# Problem

This is an interview question my friend asked me since she messed up with it. To be more specific,

What is the resulting distribution when a Gaussian $$\mathcal{N}(\mu, \sigma^2)$$ is transformed by Sigmoid $$t(x)=\frac{1}{1+e^{-x}}$$.

I tried to derive and got the following \begin{aligned} \log y&=x-\log (1+e^x)\\ x&=\frac{1}{\sqrt{2\pi\sigma}}\exp(-\frac{(x-\mu)^2}{2\sigma^2}) \end{aligned} But the $$\log(\cdot)$$ seems to be intractable when I plug $$x$$ in.

I also tried to simulate this process and got It seems that the resulting distribution is still Gaussian (with some elevation and shrinking in magnitude). But I still would like to know the theoretical derivation.

Could someone help me and my friend? Thank you in advance.

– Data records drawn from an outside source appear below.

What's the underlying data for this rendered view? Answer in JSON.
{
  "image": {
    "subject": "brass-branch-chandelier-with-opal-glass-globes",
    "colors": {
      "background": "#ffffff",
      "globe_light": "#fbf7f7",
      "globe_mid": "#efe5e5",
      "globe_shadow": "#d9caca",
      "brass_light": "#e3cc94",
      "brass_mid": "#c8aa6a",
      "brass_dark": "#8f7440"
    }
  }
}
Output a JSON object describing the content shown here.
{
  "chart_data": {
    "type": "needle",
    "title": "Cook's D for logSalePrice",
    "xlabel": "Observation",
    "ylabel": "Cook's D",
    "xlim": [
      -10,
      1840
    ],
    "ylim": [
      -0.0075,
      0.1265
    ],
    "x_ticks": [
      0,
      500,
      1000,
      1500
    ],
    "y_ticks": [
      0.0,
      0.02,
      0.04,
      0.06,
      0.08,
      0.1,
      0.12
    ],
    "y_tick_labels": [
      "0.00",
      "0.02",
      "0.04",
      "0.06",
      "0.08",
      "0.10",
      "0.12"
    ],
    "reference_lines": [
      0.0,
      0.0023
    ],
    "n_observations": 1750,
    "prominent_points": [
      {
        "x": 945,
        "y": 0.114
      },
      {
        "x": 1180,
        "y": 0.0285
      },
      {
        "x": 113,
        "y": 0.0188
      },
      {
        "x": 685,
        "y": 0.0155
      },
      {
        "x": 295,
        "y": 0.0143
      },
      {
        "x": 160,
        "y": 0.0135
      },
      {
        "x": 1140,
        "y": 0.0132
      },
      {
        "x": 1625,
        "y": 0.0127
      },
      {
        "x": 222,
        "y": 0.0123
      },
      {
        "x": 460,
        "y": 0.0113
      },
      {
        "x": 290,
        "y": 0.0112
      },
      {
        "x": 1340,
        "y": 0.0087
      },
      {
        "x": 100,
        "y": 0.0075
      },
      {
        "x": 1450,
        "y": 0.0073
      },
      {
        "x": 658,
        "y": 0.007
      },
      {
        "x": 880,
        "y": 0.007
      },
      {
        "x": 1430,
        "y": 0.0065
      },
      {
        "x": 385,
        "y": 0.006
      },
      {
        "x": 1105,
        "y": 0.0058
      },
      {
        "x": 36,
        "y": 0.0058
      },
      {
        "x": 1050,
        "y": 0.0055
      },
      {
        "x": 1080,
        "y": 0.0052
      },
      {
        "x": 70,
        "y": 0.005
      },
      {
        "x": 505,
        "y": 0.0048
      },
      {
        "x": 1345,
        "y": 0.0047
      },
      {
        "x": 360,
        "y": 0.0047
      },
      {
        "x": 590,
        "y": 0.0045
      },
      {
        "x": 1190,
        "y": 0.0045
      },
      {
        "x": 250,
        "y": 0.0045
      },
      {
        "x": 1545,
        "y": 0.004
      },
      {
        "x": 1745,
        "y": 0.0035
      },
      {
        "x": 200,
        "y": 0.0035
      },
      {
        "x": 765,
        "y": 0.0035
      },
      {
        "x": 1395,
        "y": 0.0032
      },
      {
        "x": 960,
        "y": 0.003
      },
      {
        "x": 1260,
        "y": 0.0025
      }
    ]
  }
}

• 1. Your question (specifically the quoted part) uses the same symbol ($\sigma$) for two entirely different things. This will likely lead to disaster. 2. By "passed through" I take it you mean "transformed by", i.e. if $X\sim N(\mu,\sigma^2)$ you're seeking the density of $Y=t(X)$ where $t(x) = 1/[1+\exp(-x)]$? – Glen_b -Reinstate Monica Nov 8 '19 at 4:43
• @Glen_b Sorry about the confusion. Will update the question. – Mr.Robot Nov 8 '19 at 4:47
• Do you seek methodology (how do I compute the density of a transformed random variable?) or just the answer -- it's (a well known distribution with its own wikipedia page and many questions about it on site). – Glen_b -Reinstate Monica Nov 8 '19 at 4:49
• @Glen_b I didn't know this. Could you provide a pointer to this page. Also, it would be great if you could help me with the derivation. – Mr.Robot Nov 8 '19 at 4:52
• 1. An example of a previous question is here: Distribution of a logit transform of a normal random variable 2. Wikipedia on How to transform random variables 3. Wikipedia on the resulting distribution, the logit-normal – Glen_b -Reinstate Monica Nov 8 '19 at 5:05

Hint: Let $$Y$$ be the random variable obtained by taking a sigmoid of a normal random variable, $$X$$.
This means that $$\operatorname{logit}(Y)$$ is normal. We might call this a ______ normal random variable.